Project information
- Course: ECE 4750 — Computer Architecture
- Date: September 1 – December 18, 2024
- Language: Verilog HDL
- Tools: PyMTL, RTL simulation, execution trace analysis
Summary
As the culminating design project for Cornell's Computer Architecture course (ECE 4750), I designed and implemented a multicore, pipelined RISC-V processor in Verilog HDL. The project spanned the full semester and covered each major component of a modern CPU from scratch.

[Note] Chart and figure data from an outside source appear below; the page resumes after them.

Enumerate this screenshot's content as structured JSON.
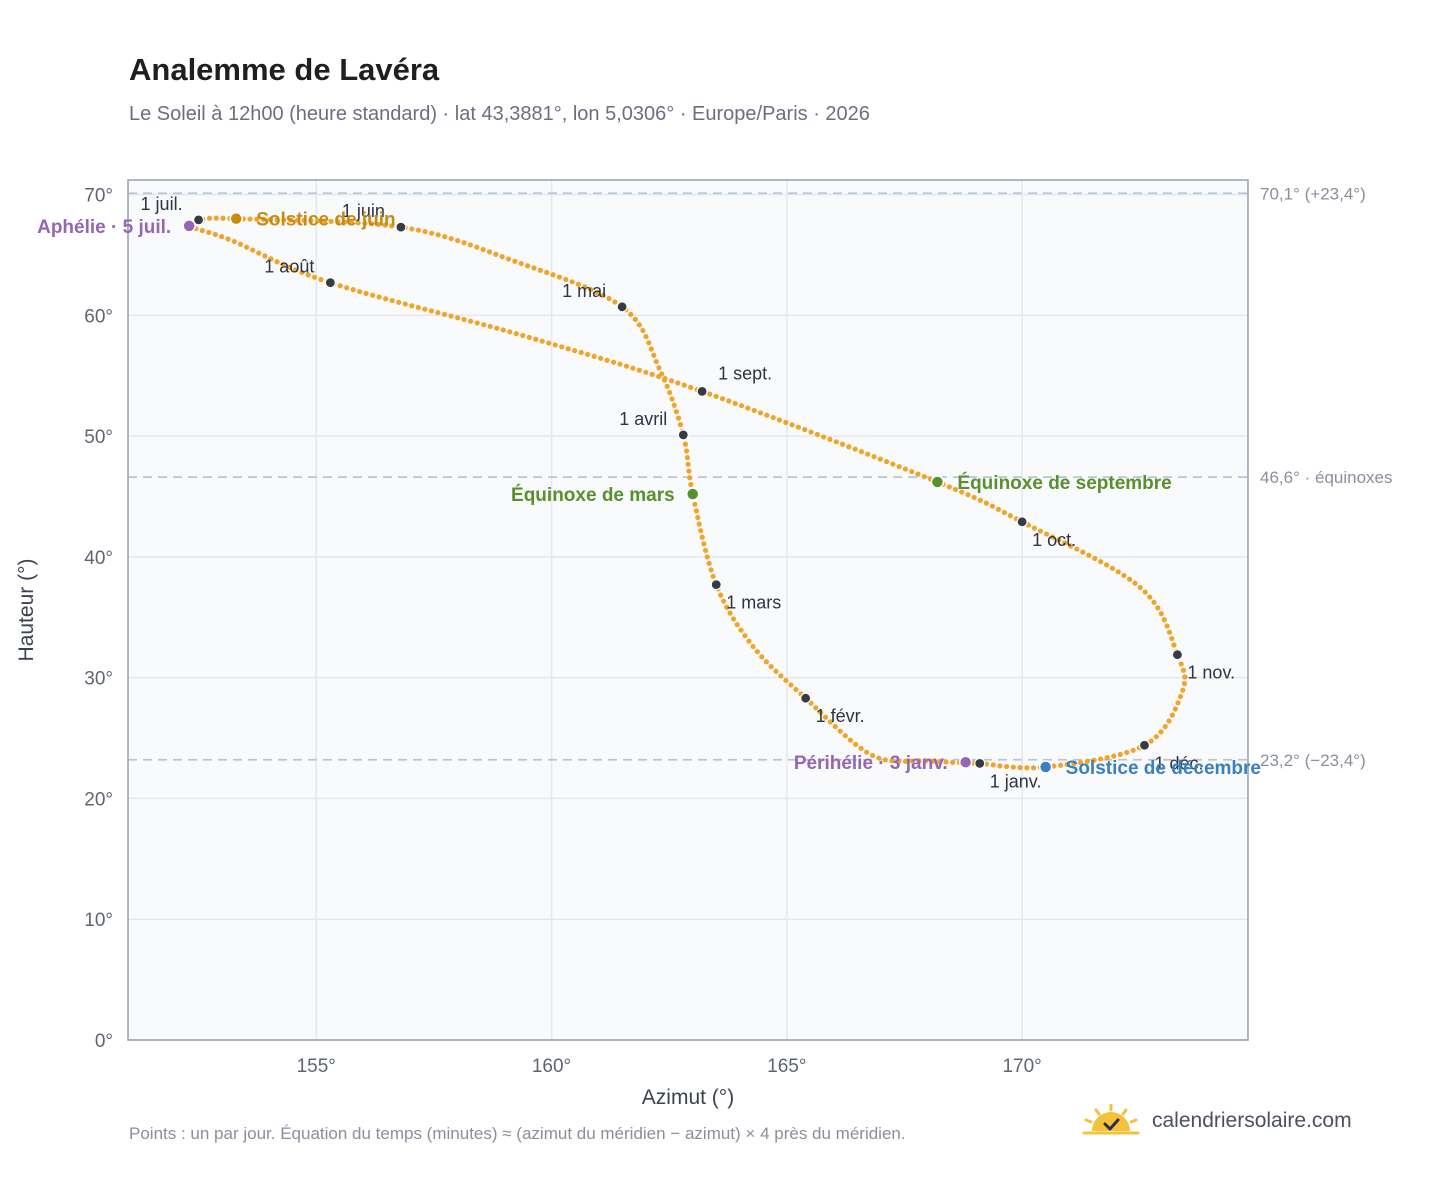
{
  "header": {
    "title": "Analemme de Lavéra",
    "subtitle": "Le Soleil à 12h00 (heure standard) · lat 43,3881°, lon 5,0306° · Europe/Paris · 2026"
  },
  "footer": {
    "note": "Points : un par jour. Équation du temps (minutes) ≈ (azimut du méridien − azimut) × 4 près du méridien.",
    "brand": "calendriersolaire.com",
    "brand_icon": "sun-check-icon"
  },
  "colors": {
    "curve": "#f0a52a",
    "month_marker": "#363b45",
    "solstice_june": "#c98a12",
    "solstice_december": "#3a7fc0",
    "equinox": "#5a8f2d",
    "apsis": "#9466b4",
    "reference_line": "#b9c6d3",
    "plot_background": "#f8fafc",
    "grid": "#e3e8ee",
    "frame": "#9aa5b5"
  },
  "chart_data": {
    "type": "scatter",
    "xlabel": "Azimut (°)",
    "ylabel": "Hauteur (°)",
    "xlim": [
      151,
      174.8
    ],
    "ylim": [
      0,
      71.2
    ],
    "x_ticks": [
      155,
      160,
      165,
      170
    ],
    "x_tick_labels": [
      "155°",
      "160°",
      "165°",
      "170°"
    ],
    "y_ticks": [
      0,
      10,
      20,
      30,
      40,
      50,
      60,
      70
    ],
    "y_tick_labels": [
      "0°",
      "10°",
      "20°",
      "30°",
      "40°",
      "50°",
      "60°",
      "70°"
    ],
    "grid": true,
    "analemma_path": [
      {
        "x": 169.1,
        "y": 22.9
      },
      {
        "x": 168.0,
        "y": 23.1
      },
      {
        "x": 166.8,
        "y": 23.6
      },
      {
        "x": 165.4,
        "y": 28.3
      },
      {
        "x": 164.3,
        "y": 32.5
      },
      {
        "x": 163.5,
        "y": 37.7
      },
      {
        "x": 163.0,
        "y": 45.2
      },
      {
        "x": 162.8,
        "y": 50.1
      },
      {
        "x": 162.3,
        "y": 55.5
      },
      {
        "x": 161.5,
        "y": 60.7
      },
      {
        "x": 159.2,
        "y": 64.5
      },
      {
        "x": 156.8,
        "y": 67.3
      },
      {
        "x": 153.3,
        "y": 68.0
      },
      {
        "x": 152.5,
        "y": 67.9
      },
      {
        "x": 152.3,
        "y": 67.4
      },
      {
        "x": 153.2,
        "y": 66.2
      },
      {
        "x": 155.3,
        "y": 62.7
      },
      {
        "x": 159.5,
        "y": 58.2
      },
      {
        "x": 163.2,
        "y": 53.7
      },
      {
        "x": 168.2,
        "y": 46.2
      },
      {
        "x": 170.0,
        "y": 42.9
      },
      {
        "x": 172.5,
        "y": 37.5
      },
      {
        "x": 173.3,
        "y": 31.9
      },
      {
        "x": 173.4,
        "y": 28.8
      },
      {
        "x": 172.6,
        "y": 24.4
      },
      {
        "x": 170.5,
        "y": 22.6
      },
      {
        "x": 169.1,
        "y": 22.9
      }
    ],
    "month_markers": [
      {
        "label": "1 janv.",
        "x": 169.1,
        "y": 22.9,
        "label_pos": "below-right"
      },
      {
        "label": "1 févr.",
        "x": 165.4,
        "y": 28.3,
        "label_pos": "below-right"
      },
      {
        "label": "1 mars",
        "x": 163.5,
        "y": 37.7,
        "label_pos": "below-right"
      },
      {
        "label": "1 avril",
        "x": 162.8,
        "y": 50.1,
        "label_pos": "above-left"
      },
      {
        "label": "1 mai",
        "x": 161.5,
        "y": 60.7,
        "label_pos": "above-left"
      },
      {
        "label": "1 juin",
        "x": 156.8,
        "y": 67.3,
        "label_pos": "above-left"
      },
      {
        "label": "1 juil.",
        "x": 152.5,
        "y": 67.9,
        "label_pos": "above-left"
      },
      {
        "label": "1 août",
        "x": 155.3,
        "y": 62.7,
        "label_pos": "above-left"
      },
      {
        "label": "1 sept.",
        "x": 163.2,
        "y": 53.7,
        "label_pos": "above-right"
      },
      {
        "label": "1 oct.",
        "x": 170.0,
        "y": 42.9,
        "label_pos": "below-right"
      },
      {
        "label": "1 nov.",
        "x": 173.3,
        "y": 31.9,
        "label_pos": "below-right"
      },
      {
        "label": "1 déc.",
        "x": 172.6,
        "y": 24.4,
        "label_pos": "below-right"
      }
    ],
    "special_points": [
      {
        "label": "Solstice de juin",
        "x": 153.3,
        "y": 68.0,
        "color": "#c98a12",
        "label_pos": "right"
      },
      {
        "label": "Aphélie · 5 juil.",
        "x": 152.3,
        "y": 67.4,
        "color": "#9466b4",
        "label_pos": "left"
      },
      {
        "label": "Équinoxe de mars",
        "x": 163.0,
        "y": 45.2,
        "color": "#5a8f2d",
        "label_pos": "left"
      },
      {
        "label": "Équinoxe de septembre",
        "x": 168.2,
        "y": 46.2,
        "color": "#5a8f2d",
        "label_pos": "right"
      },
      {
        "label": "Périhélie · 3 janv.",
        "x": 168.8,
        "y": 23.0,
        "color": "#9466b4",
        "label_pos": "left"
      },
      {
        "label": "Solstice de décembre",
        "x": 170.5,
        "y": 22.6,
        "color": "#3a7fc0",
        "label_pos": "right"
      }
    ],
    "reference_lines": [
      {
        "y": 70.1,
        "label": "70,1° (+23,4°)"
      },
      {
        "y": 46.6,
        "label": "46,6° · équinoxes"
      },
      {
        "y": 23.2,
        "label": "23,2° (−23,4°)"
      }
    ]
  }
}
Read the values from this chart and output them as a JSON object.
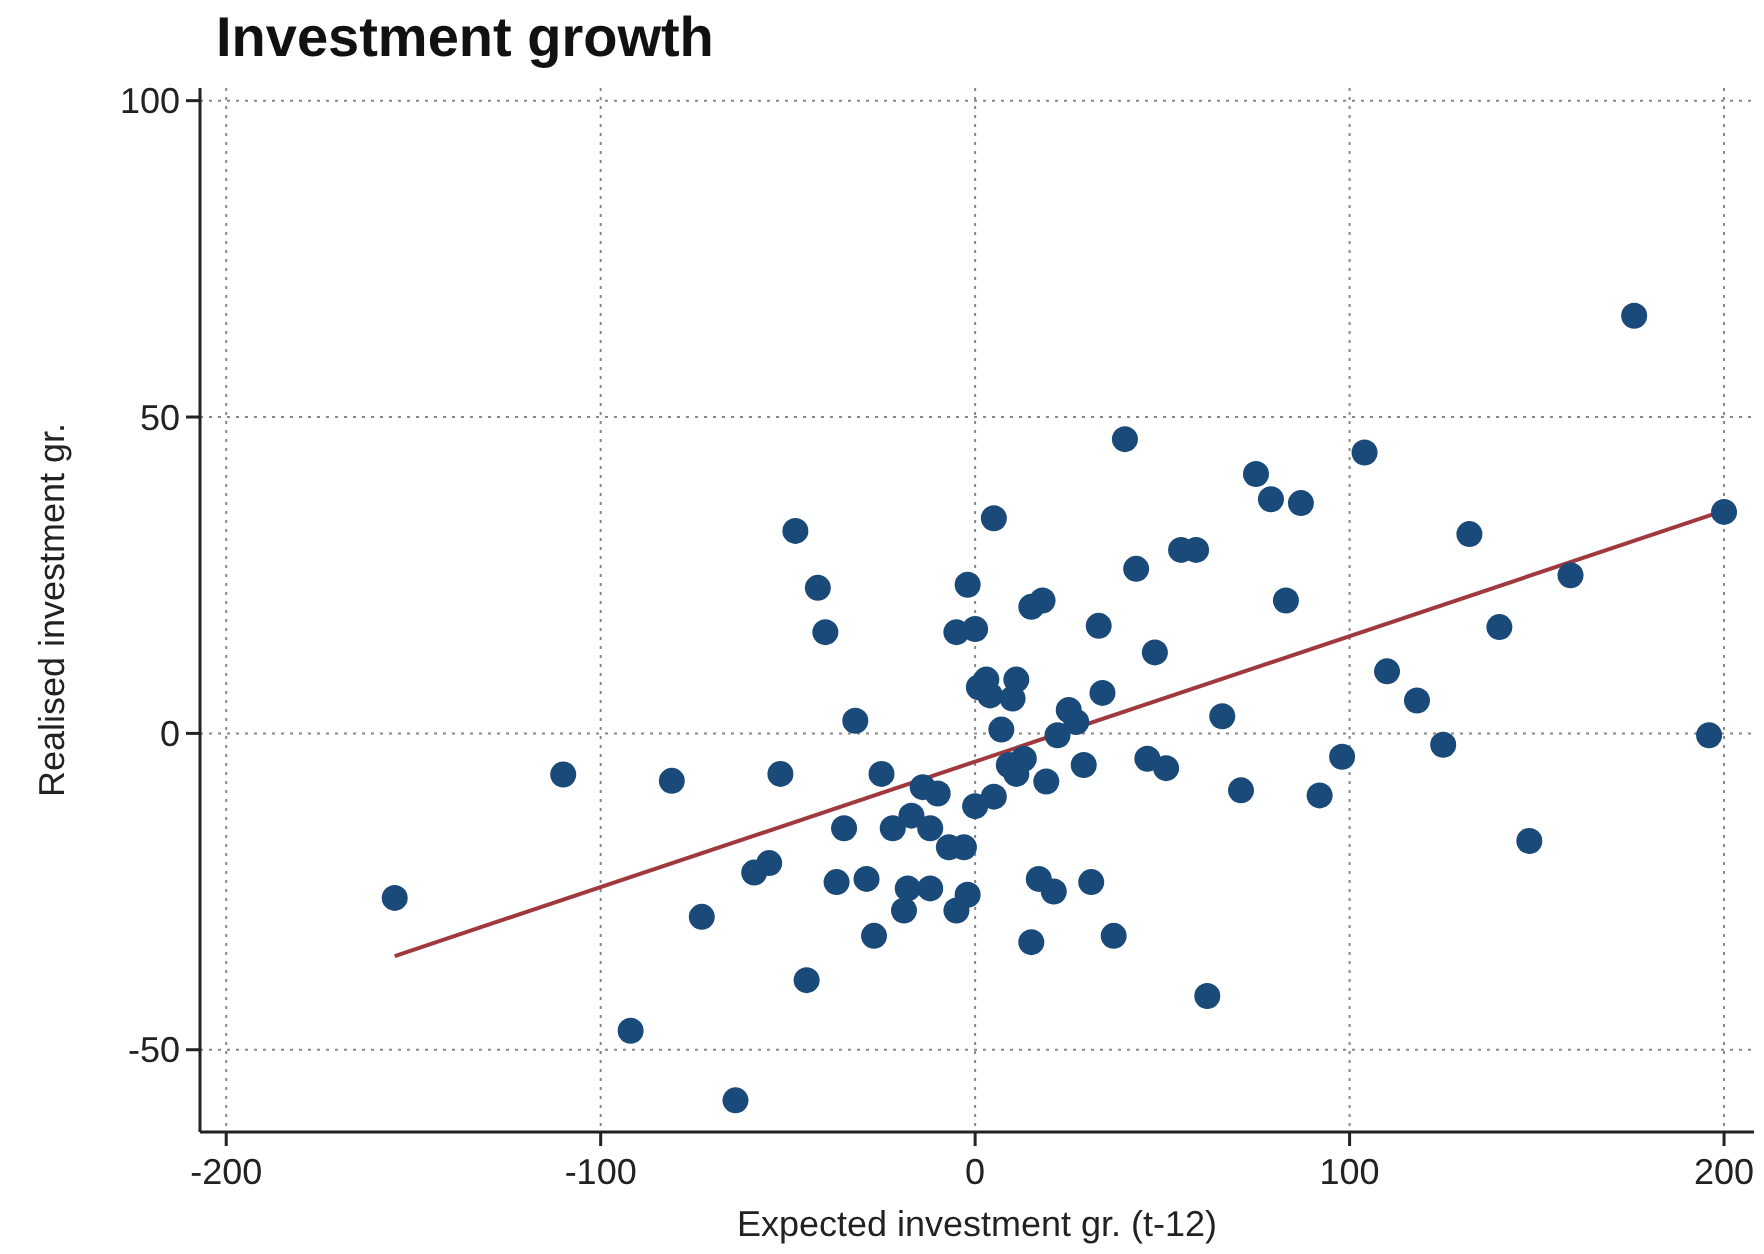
{
  "chart_data": {
    "type": "scatter",
    "title": "Investment growth",
    "xlabel": "Expected investment gr. (t-12)",
    "ylabel": "Realised investment gr.",
    "xlim": [
      -207,
      208
    ],
    "ylim": [
      -63,
      102
    ],
    "xticks": [
      -200,
      -100,
      0,
      100,
      200
    ],
    "yticks": [
      -50,
      0,
      50,
      100
    ],
    "grid": true,
    "series": [
      {
        "marker": "circle",
        "color": "#1a4a7a",
        "x": [
          -155,
          -110,
          -81,
          -92,
          -64,
          -73,
          -52,
          -48,
          -42,
          -40,
          -32,
          -45,
          -59,
          -55,
          -37,
          -29,
          -27,
          -25,
          -35,
          -22,
          -19,
          -18,
          -14,
          -17,
          -12,
          -12,
          -10,
          -7,
          -3,
          -5,
          -2,
          -5,
          -2,
          0,
          0,
          1,
          3,
          4,
          5,
          7,
          5,
          10,
          11,
          11,
          13,
          9,
          15,
          18,
          17,
          15,
          19,
          21,
          22,
          25,
          27,
          29,
          31,
          33,
          34,
          37,
          40,
          43,
          46,
          48,
          51,
          55,
          59,
          62,
          66,
          71,
          75,
          79,
          83,
          87,
          92,
          98,
          104,
          110,
          118,
          125,
          132,
          140,
          148,
          159,
          176,
          196,
          200
        ],
        "values": [
          -26,
          -6.5,
          -7.5,
          -47,
          -58,
          -29,
          -6.4,
          32,
          23,
          16,
          2,
          -39,
          -22,
          -20.5,
          -23.5,
          -23,
          -32,
          -6.4,
          -15,
          -15,
          -28,
          -24.5,
          -8.5,
          -13,
          -15,
          -24.5,
          -9.5,
          -18,
          -18,
          -28,
          -25.5,
          16,
          23.5,
          16.5,
          -11.5,
          7.3,
          8.5,
          6,
          34,
          0.6,
          -10,
          5.5,
          8.5,
          -6.4,
          -4,
          -5,
          20,
          21,
          -23,
          -33,
          -7.6,
          -25,
          -0.3,
          3.7,
          1.8,
          -5,
          -23.5,
          17,
          6.4,
          -32,
          46.5,
          26,
          -4,
          12.8,
          -5.5,
          29,
          29,
          -41.5,
          2.7,
          -9,
          41,
          37,
          21,
          36.4,
          -9.8,
          -3.7,
          44.4,
          9.8,
          5.2,
          -1.8,
          31.5,
          16.8,
          -17,
          25,
          66,
          -0.3,
          35
        ]
      },
      {
        "type": "line",
        "color": "#a0393d",
        "x": [
          -155,
          200
        ],
        "values": [
          -35.2,
          35.2
        ]
      }
    ]
  }
}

Pipeline & Hazard Handling
The processor implements a 5-stage pipeline (IF → ID → EX → MEM → WB) with full bypassing (forwarding) to handle data hazards without stalling. Bypassing reduced execution time by approximately 50% compared to the stall-only baseline. Load-use hazards require a single stall cycle; control hazards are handled with a flush on taken branches.
Memory & Cache
A custom direct-mapped instruction and data cache was designed and integrated to reduce average memory access latency. The cache design explored area/energy/speed trade-offs across different line sizes and associativity configurations.
Multi-cycle Operations & Verification
A multi-cycle integer multiplier was implemented to handle MUL instructions without a single-cycle critical path blowup. Functional correctness was verified end-to-end using Python-based testbenches in PyMTL, including hazard stress tests and execution trace comparison against a reference ISA simulator.